Es ist eine der Aufgaben einer Jury, ein Gesamtbild darzustellen. Wir müssen uns aber auch auf bestimmte Entwicklungen fokussieren, die wir im Zeitraum der Beobachtung als relevant erachten. Dazu gehört nicht nur, Neues hervorheben, sondern immer wiederauch etablierte Formate und kontinuierliche Leistungen in den Blick zu nehmen, die mit großer Beständigkeit erzählerische, unterhaltende und informative Programmleistungen erbringen.
Wird die Preisverleihung am 16. September eigentlich der große Aufschlag, den man ja eigentlich schon für 2020 angekündigt hatte oder wird das noch eine Not-Veranstaltung sein, die der Pandemie Rechnung trägt?
Es wird eine große Open-Air-Veranstaltung im Kölner Tanzbrunnen, moderiert von Barbara Schöneberger und zeitversetzt ausgestrahlt bei RTL. Pandemiebedingt ist das Ganze aber natürlich etwas kleiner, als wir alle uns das gewünscht hätten. Aber es wird eine große Show. Ursprünglich war der Plan, den Deutschen Fernsehpreis an zwei Abenden zu feiern, als eine Art Festival des Programmgeschehens. Das konnten die Stifter wegen Corona in diesem Jahr leider nicht realisieren, das ist dann hoffentlich 2022 möglich. Der Fernsehpreis darf ja auch wachsen und sich entwickeln im Gleichschritt mit der Entwicklung des Programms und des verschärfenden Wettbewerbs der Programmanbieter. Deshalb glaube ich, dass es noch viele Potenziale gibt, die wir heben können.

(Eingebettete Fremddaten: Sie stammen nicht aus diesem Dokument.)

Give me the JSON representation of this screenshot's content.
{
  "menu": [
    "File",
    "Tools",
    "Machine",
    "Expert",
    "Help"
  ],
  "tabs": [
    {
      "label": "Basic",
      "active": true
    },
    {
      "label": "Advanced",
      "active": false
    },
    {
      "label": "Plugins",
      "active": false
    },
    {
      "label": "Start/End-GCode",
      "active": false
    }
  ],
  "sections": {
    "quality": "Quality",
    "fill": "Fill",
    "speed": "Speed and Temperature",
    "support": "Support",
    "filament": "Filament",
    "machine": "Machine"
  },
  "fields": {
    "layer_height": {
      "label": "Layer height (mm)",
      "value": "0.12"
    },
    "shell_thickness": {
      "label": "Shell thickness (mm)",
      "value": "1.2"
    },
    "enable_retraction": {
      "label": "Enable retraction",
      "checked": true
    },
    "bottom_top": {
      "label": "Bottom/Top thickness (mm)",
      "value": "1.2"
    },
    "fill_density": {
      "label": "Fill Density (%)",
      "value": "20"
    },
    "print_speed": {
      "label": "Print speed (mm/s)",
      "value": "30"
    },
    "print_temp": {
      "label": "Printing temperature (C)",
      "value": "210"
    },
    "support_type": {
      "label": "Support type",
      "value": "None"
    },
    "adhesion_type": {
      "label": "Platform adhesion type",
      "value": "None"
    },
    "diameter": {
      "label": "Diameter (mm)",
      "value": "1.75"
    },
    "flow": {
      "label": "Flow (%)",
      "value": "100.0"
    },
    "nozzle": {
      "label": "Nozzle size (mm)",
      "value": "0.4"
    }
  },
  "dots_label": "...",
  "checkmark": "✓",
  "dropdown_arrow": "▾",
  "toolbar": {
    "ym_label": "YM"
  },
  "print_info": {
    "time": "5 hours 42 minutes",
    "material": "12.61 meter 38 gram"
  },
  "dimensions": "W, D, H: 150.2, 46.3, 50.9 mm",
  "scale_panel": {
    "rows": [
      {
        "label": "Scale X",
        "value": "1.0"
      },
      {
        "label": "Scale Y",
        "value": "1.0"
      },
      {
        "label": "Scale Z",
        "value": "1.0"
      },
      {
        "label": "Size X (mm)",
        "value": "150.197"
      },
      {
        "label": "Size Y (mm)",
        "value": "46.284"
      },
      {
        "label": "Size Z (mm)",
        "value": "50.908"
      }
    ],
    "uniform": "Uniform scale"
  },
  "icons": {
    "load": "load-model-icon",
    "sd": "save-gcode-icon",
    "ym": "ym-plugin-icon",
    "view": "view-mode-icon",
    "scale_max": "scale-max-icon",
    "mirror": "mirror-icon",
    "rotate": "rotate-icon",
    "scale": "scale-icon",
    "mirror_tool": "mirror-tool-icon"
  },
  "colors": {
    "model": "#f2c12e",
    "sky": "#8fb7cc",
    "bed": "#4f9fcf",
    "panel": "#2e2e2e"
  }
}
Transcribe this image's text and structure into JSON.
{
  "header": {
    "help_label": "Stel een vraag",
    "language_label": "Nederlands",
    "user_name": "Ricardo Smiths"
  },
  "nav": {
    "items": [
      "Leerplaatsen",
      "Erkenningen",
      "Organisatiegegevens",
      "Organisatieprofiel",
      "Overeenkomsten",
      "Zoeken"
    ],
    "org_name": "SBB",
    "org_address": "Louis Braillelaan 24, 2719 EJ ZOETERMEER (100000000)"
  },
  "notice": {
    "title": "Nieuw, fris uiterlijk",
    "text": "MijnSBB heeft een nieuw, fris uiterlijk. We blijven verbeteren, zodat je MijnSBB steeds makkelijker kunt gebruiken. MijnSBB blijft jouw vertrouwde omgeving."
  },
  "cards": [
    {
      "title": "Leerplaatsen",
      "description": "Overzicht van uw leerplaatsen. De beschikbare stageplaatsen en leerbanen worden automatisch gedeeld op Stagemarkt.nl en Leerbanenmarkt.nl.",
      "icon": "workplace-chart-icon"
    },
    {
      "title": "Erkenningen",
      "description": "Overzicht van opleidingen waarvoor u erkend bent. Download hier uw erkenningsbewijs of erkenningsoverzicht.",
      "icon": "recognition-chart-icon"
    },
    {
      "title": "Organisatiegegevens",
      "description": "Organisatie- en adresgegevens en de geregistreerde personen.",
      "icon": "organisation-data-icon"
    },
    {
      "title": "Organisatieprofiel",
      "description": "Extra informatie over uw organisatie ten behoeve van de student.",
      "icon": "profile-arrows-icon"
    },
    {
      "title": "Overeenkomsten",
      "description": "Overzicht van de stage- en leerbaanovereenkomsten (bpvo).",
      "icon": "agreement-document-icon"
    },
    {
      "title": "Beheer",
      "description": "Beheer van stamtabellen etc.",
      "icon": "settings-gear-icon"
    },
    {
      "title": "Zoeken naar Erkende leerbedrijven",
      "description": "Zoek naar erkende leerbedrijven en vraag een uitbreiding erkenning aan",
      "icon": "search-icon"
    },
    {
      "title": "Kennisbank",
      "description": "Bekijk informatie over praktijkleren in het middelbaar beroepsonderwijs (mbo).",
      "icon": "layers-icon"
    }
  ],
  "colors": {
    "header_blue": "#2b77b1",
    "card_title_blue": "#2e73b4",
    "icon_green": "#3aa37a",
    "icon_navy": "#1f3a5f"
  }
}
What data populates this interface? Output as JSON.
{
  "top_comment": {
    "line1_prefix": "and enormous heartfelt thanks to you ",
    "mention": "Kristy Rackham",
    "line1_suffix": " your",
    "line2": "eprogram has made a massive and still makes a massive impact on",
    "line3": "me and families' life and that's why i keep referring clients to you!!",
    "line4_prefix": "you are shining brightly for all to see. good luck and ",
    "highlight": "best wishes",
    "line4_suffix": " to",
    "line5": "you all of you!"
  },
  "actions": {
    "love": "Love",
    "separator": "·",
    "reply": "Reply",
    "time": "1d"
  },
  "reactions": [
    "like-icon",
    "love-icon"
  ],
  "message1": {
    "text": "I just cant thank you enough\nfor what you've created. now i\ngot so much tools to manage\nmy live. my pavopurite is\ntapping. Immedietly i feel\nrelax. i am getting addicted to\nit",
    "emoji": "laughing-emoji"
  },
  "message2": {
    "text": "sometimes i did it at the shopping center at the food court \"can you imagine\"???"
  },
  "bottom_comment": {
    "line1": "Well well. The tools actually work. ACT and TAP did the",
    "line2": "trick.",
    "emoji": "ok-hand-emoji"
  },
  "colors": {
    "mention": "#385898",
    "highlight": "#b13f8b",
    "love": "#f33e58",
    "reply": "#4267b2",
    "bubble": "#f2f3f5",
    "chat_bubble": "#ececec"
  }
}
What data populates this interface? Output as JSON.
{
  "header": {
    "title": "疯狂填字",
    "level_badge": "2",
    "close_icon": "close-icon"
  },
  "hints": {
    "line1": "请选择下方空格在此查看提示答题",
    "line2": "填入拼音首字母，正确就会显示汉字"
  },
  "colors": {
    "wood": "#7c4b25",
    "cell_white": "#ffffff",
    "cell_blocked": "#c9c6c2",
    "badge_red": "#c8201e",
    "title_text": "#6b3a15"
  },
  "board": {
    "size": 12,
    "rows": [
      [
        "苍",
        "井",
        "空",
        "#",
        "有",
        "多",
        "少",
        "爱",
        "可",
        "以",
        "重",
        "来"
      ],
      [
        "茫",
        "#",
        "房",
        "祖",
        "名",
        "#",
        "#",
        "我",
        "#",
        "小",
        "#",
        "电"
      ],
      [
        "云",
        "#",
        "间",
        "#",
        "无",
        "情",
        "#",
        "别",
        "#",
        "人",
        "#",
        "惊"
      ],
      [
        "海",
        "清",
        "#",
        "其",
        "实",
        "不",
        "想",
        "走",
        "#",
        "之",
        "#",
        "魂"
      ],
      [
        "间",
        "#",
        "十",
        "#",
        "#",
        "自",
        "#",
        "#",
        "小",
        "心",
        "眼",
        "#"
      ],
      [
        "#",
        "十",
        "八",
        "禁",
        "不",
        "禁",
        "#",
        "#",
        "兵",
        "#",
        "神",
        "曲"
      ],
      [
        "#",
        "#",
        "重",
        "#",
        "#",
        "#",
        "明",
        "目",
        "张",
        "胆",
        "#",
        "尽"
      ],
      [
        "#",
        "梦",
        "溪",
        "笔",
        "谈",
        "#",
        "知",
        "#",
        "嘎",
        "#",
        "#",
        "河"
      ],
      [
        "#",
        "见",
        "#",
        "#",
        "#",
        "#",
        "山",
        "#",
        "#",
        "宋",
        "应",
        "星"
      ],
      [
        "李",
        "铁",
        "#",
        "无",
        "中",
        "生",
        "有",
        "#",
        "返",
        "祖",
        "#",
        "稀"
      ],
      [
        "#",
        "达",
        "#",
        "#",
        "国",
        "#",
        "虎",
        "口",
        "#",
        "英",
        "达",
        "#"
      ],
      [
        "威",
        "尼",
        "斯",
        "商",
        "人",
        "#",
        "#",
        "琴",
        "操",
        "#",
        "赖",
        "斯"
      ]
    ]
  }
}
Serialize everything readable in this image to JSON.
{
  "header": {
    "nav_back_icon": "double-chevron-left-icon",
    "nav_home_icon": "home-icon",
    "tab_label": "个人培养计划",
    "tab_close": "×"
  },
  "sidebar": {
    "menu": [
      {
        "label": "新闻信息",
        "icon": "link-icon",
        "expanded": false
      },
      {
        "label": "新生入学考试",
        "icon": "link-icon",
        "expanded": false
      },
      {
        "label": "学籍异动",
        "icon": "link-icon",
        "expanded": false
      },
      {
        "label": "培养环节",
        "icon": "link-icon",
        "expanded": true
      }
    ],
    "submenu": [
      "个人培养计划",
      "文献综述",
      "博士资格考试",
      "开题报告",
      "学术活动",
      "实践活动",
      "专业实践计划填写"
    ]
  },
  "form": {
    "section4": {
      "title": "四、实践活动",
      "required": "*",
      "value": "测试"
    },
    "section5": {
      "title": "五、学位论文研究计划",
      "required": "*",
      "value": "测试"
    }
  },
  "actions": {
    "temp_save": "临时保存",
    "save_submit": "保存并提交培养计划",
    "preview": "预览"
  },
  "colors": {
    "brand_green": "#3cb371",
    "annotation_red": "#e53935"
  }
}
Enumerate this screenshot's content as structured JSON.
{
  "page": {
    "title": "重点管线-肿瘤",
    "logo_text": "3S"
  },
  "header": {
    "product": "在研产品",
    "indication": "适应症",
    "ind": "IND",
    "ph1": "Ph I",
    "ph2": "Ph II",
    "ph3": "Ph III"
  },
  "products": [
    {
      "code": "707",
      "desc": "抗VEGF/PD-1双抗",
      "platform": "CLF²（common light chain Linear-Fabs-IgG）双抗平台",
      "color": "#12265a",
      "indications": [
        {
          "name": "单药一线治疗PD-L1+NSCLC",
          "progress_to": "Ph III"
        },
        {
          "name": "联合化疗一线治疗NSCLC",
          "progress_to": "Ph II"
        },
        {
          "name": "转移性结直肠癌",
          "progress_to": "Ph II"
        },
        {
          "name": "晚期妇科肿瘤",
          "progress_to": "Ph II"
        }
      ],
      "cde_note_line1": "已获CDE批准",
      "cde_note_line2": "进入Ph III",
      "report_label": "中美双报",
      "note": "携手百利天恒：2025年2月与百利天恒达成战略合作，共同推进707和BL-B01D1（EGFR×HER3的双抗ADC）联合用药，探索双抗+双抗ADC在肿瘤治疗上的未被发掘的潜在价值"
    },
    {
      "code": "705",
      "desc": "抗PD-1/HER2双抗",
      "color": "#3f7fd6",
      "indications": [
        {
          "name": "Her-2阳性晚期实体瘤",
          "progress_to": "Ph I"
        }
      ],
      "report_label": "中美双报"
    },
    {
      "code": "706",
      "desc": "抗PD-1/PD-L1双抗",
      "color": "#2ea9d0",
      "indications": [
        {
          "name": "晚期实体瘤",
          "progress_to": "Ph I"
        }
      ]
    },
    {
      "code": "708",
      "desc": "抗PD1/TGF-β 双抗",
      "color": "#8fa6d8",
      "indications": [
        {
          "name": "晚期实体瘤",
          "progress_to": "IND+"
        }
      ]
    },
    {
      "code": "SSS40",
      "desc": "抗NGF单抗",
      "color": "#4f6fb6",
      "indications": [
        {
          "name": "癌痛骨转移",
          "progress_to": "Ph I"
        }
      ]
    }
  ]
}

Wo kann sich das Fernsehen noch verbessern? Was wünschen Sie sich für den Fernsehpreis 2022?
Im zurückliegenden Beobachtungszeitraum haben wir deutlicher denn je gesehen, dass das Fernsehen ein Spiegel der Gesellschaft ist. Andererseits ist das Fernsehen aber auch Akteur, der aktuelle Trends aufgreift und fortführt. Diese Rolle wird immer wichtiger für eine Gesellschaft, die Zusammenhalt braucht und Teilhabe für jeden einzelnen schaffen will. Dabei spielt das Fernsehen eine große Rolle.
Herr Bauer, vielen Dank für das Gespräch!